Woodticks come out in the spring (March through June) and may be very easily picked up after walking through grass, or thick bush. They are small, reddish, buglike parasites about three sixteenths of an inch long that may bury their heads into your skin and cause an infection called Rocky Mountain Spotted Fever. If one enters your skin, application of heat from, say, a lit cigarette will cause the insects to surface. If you are unsure about what to do, stop in a medi-clinic and seek attention. Dont try to force the parasite out with your fingers or the head may break off and leave you in an even worse predicament. Once again, If worse comes to worse, seek medical attention. Always check your clothing and make sure to take a shower or bath after hiking through bush in the spring.

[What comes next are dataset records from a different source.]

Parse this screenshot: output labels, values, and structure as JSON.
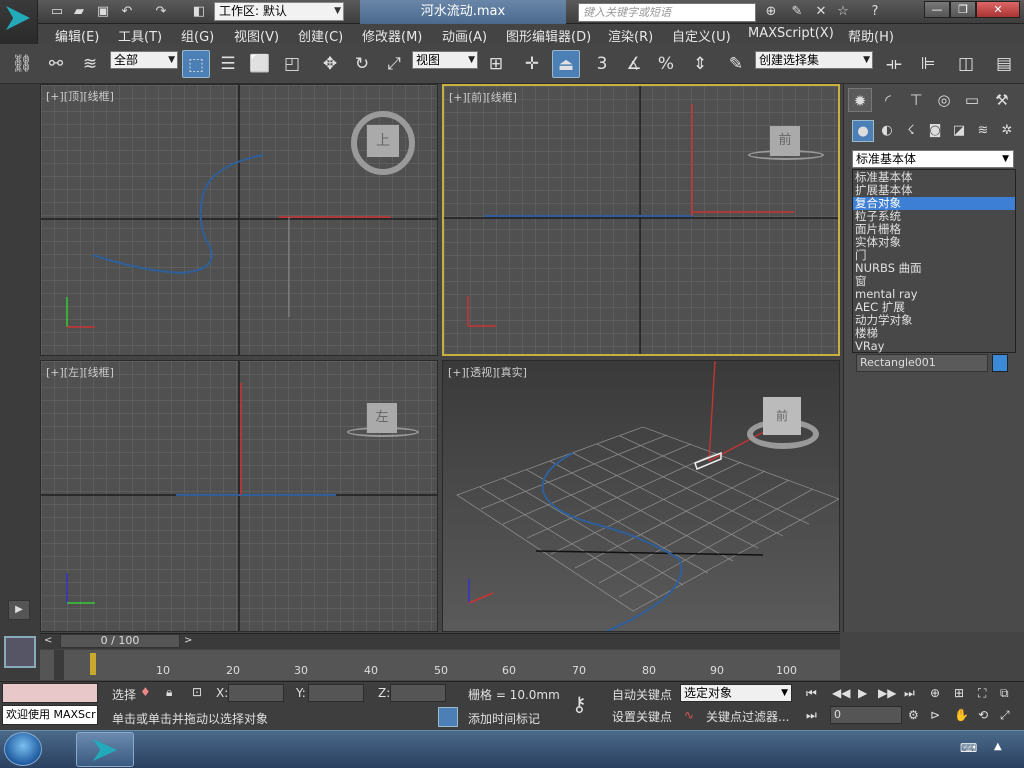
{
  "titlebar": {
    "workspace": "工作区: 默认",
    "window_title": "河水流动.max",
    "search_placeholder": "键入关键字或短语"
  },
  "menu": [
    "编辑(E)",
    "工具(T)",
    "组(G)",
    "视图(V)",
    "创建(C)",
    "修改器(M)",
    "动画(A)",
    "图形编辑器(D)",
    "渲染(R)",
    "自定义(U)",
    "MAXScript(X)",
    "帮助(H)"
  ],
  "toolbar": {
    "selection_filter": "全部",
    "ref_coord": "视图",
    "snap_label": "3",
    "named_selection": "创建选择集"
  },
  "viewports": {
    "top": {
      "label": "[+][顶][线框]",
      "cube_label": "上"
    },
    "front": {
      "label": "[+][前][线框]",
      "cube_label": "前"
    },
    "left": {
      "label": "[+][左][线框]",
      "cube_label": "左"
    },
    "persp": {
      "label": "[+][透视][真实]",
      "cube_label": "前"
    }
  },
  "command_panel": {
    "category_selected": "标准基本体",
    "category_options": [
      "标准基本体",
      "扩展基本体",
      "复合对象",
      "粒子系统",
      "面片栅格",
      "实体对象",
      "门",
      "NURBS 曲面",
      "窗",
      "mental ray",
      "AEC 扩展",
      "动力学对象",
      "楼梯",
      "VRay"
    ],
    "highlighted_option": "复合对象",
    "object_name": "Rectangle001",
    "object_color": "#3a8ad8"
  },
  "timeline": {
    "frame_display": "0 / 100",
    "ticks": [
      "10",
      "20",
      "30",
      "40",
      "50",
      "60",
      "70",
      "80",
      "90",
      "100"
    ]
  },
  "status": {
    "select_label": "选择",
    "x_label": "X:",
    "y_label": "Y:",
    "z_label": "Z:",
    "grid": "栅格 = 10.0mm",
    "auto_key": "自动关键点",
    "set_key": "设置关键点",
    "key_mode": "选定对象",
    "key_filters": "关键点过滤器...",
    "prompt": "单击或单击并拖动以选择对象",
    "add_time_tag": "添加时间标记",
    "welcome": "欢迎使用 MAXScr",
    "current_frame": "0"
  },
  "colors": {
    "accent": "#4b7fb6",
    "highlight": "#3d7fd4",
    "active_viewport": "#c8b040"
  }
}
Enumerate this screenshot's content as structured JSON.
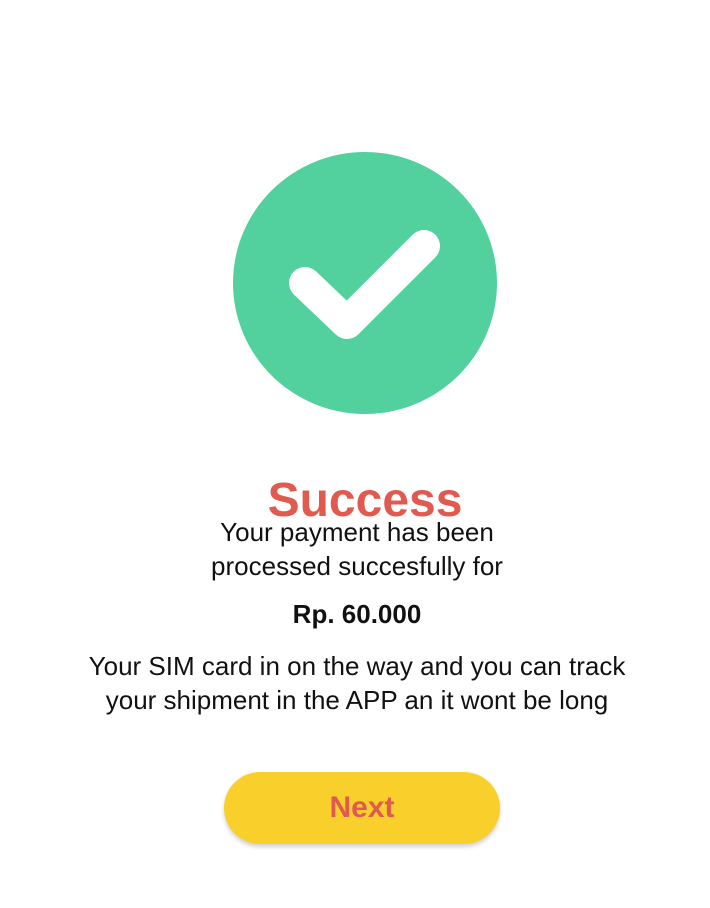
{
  "colors": {
    "success_green": "#52d19e",
    "title_red": "#e15a4f",
    "button_yellow": "#f9d02b",
    "text_dark": "#111111"
  },
  "icon": "checkmark-success-icon",
  "title": "Success",
  "message": {
    "line1": "Your payment has been",
    "line2": "processed succesfully for"
  },
  "amount": "Rp. 60.000",
  "shipment_note": {
    "line1": "Your SIM card in on the way and you can track",
    "line2": "your shipment in the APP an it wont be long"
  },
  "next_button": {
    "label": "Next"
  }
}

There are several other species native to the Okanagan Valley that hikers should be aware of. As in many other parts of Canada, blackflies and horseflies are dominant in the valley, and are known to bite. Though the bites aren't poisonous, they are painful, and bugspray will usually keep them off. There are some mosquitos in the valley, particularly when the weather has cooled off in the evening. Though there have been no reports of West Nile Virus (which is transmitted through mosquito bites), this far west yet, biologists are remaining vigilant.
There are several poisonous varieties of spider in the Okanagan Valley, all of which make their homes predominantly outdoors. The first, and most famous, of these is the Black Widow, often identified by the bright read hour-glass or 'X' marking on her underbelly. Though the spider bite is poisonous, it is unlikely to kill an adult. Children bitten should recieve immediate medical attention. The bite is, however, exceedingly painful, and immediate medical attention should be administered. A second species of spider that should be watched for are called Wolf-Spiders. They are usually very large, light brown spiders that enjoy dark, cool places. These spiders have a minimally poisonous bite that will not kill a human, but may make small children ill. Should a spider bite be suspected, please seek medical attention.
Along with the predatory type of animals, there are several others hikers need to be aware of, and take measures to avoid. One such is the Moose. Most people don't really think about the Moose as a threat while hiking, but during mating season, both bull and cows have a tendency to charge. Warning signs that a moose is about to charge come as physical changes to the animal's appearance and behavior. Generally, a good indicator of an eminent attack is when the animals ears are pressed flat and turned backwards, and the hair on the whithers (upper shoulder) is raised. Another indication of charge is if the Moose starts licking its lips.
Moose charges are not common, but they are very protective, and territorial animals. Make sure to never cut off a cow from a calf, and always make lots of noise to let them know you're in the vacinity.